Yeni şeyleri şarkılarına entegre ederken tarzını da bozmuyorsun.

Bunu duyduğuma çok sevindim Serhat. Tam olarak yapmaya çalıştığım şey bu. Hayatta dengeye çok inanıyorum. Kendi ruhuma iyi gelen, müzikal zevklerimi, yetilerimi, söylemek istediğim sözleri sabit tutarken, bunları güncele uyarlamak, böyle bir mix yapmak çok önemli. Kendi stilimi korurken, çalıştığım prodüktör ve müzisyenlerle yeni şeyler denemeyi çok seviyorum. Yeni albümde sound açısından bu yüzden farklı ve şaşırtıcı şarkılar duyacak dinleyici.

Müzikal yolculuğunda farklı türkleri kendi tarzınla okuyorsun. Hiç söylemem dediğin bir tür var mı?

Tür olarak değil de sözüne inanmadığım bir şarkıyı yapmam. Ağzıma yakışmayacağına inandığım şarkıyı söylemem. Bana isterse milyon kapı açacak olsun yine söylemem.

Kırılgan olduğunu genelde hep söylüyorsun. Bu kırılgan yapından hareketle, seni bu müzik dünyasında en çok ne kırıyor diye sorsam?

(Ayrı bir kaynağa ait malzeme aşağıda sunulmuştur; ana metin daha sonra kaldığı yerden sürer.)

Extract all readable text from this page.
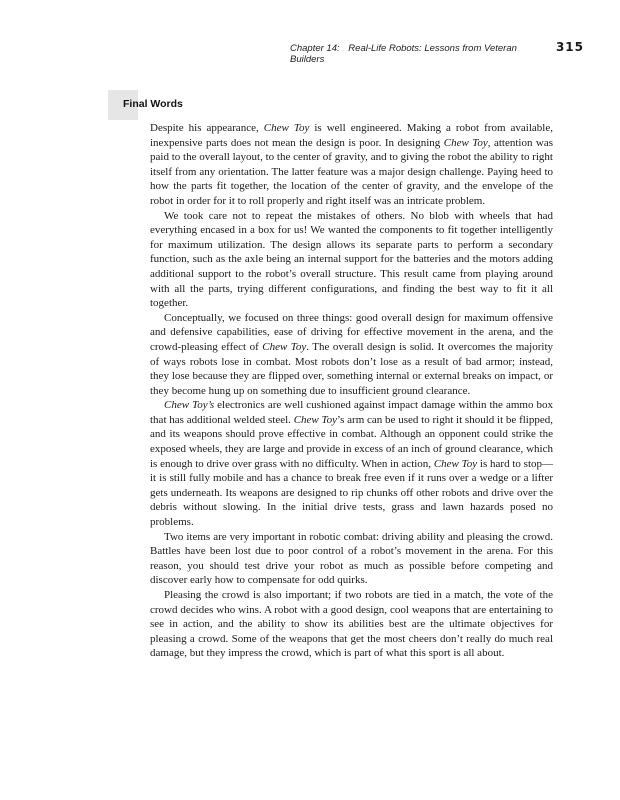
Chapter 14: Real-Life Robots: Lessons from Veteran Builders
315
Final Words

Despite his appearance, Chew Toy is well engineered. Making a robot from available, inexpensive parts does not mean the design is poor. In designing Chew Toy, attention was paid to the overall layout, to the center of gravity, and to giving the robot the ability to right itself from any orientation. The latter feature was a major design challenge. Paying heed to how the parts fit together, the location of the center of gravity, and the envelope of the robot in order for it to roll properly and right itself was an intricate problem.

We took care not to repeat the mistakes of others. No blob with wheels that had everything encased in a box for us! We wanted the components to fit together intelligently for maximum utilization. The design allows its separate parts to perform a secondary function, such as the axle being an internal support for the batteries and the motors adding additional support to the robot’s overall structure. This result came from playing around with all the parts, trying different configurations, and finding the best way to fit it all together.

Conceptually, we focused on three things: good overall design for maximum offensive and defensive capabilities, ease of driving for effective movement in the arena, and the crowd-pleasing effect of Chew Toy. The overall design is solid. It overcomes the majority of ways robots lose in combat. Most robots don’t lose as a result of bad armor; instead, they lose because they are flipped over, something internal or external breaks on impact, or they become hung up on something due to insufficient ground clearance.

Chew Toy’s electronics are well cushioned against impact damage within the ammo box that has additional welded steel. Chew Toy’s arm can be used to right it should it be flipped, and its weapons should prove effective in combat. Although an opponent could strike the exposed wheels, they are large and provide in excess of an inch of ground clearance, which is enough to drive over grass with no difficulty. When in action, Chew Toy is hard to stop—it is still fully mobile and has a chance to break free even if it runs over a wedge or a lifter gets underneath. Its weapons are designed to rip chunks off other robots and drive over the debris without slowing. In the initial drive tests, grass and lawn hazards posed no problems.

Two items are very important in robotic combat: driving ability and pleasing the crowd. Battles have been lost due to poor control of a robot’s movement in the arena. For this reason, you should test drive your robot as much as possible before competing and discover early how to compensate for odd quirks.

Pleasing the crowd is also important; if two robots are tied in a match, the vote of the crowd decides who wins. A robot with a good design, cool weapons that are entertaining to see in action, and the ability to show its abilities best are the ultimate objectives for pleasing a crowd. Some of the weapons that get the most cheers don’t really do much real damage, but they impress the crowd, which is part of what this sport is all about.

Beni müzik dünyasının hakkaniyetli olmayışı kırıyor diyebilirim ama ne zaman bunu desem düşünüyorum hayatta ne hakkaniyetli ki? Bence müzik dünyasında popüler olan şeylere iyi demek, iyi olan şeyleri de popüler değilse görmezden gelmek bir alışkanlık haline gelmiş. Eğitimli olmak, iyi bir performans sergilemek , müziği biliyor olmak, iyi bir müzisyen olmak çok önemli değilmiş gibi bir algı var. Bu biraz insanı üzüyor valla ne yalan söyleyeyim. Ama hiç bir küskünlük beni tutkunu olduğum müzikten uzaklaştıramaz. Keşke her müzisyenin kendini özgürce var edebileceği, renklerini ortaya koyabileceği bir alan olsa. Alanlar o kadar kısıtlı ve alanlar o kadar risk almadan hareket etmeye çalışan insanlar tarafından yönetiliyor ki … kimse risk almak istemiyor. Sektörde kimse birbirine yol arkadaşlığı yapmak istemiyor. Bu bence üzücü. Çeşitliliği özgürce uygulayabileceğimiz alanlar umarım var olur.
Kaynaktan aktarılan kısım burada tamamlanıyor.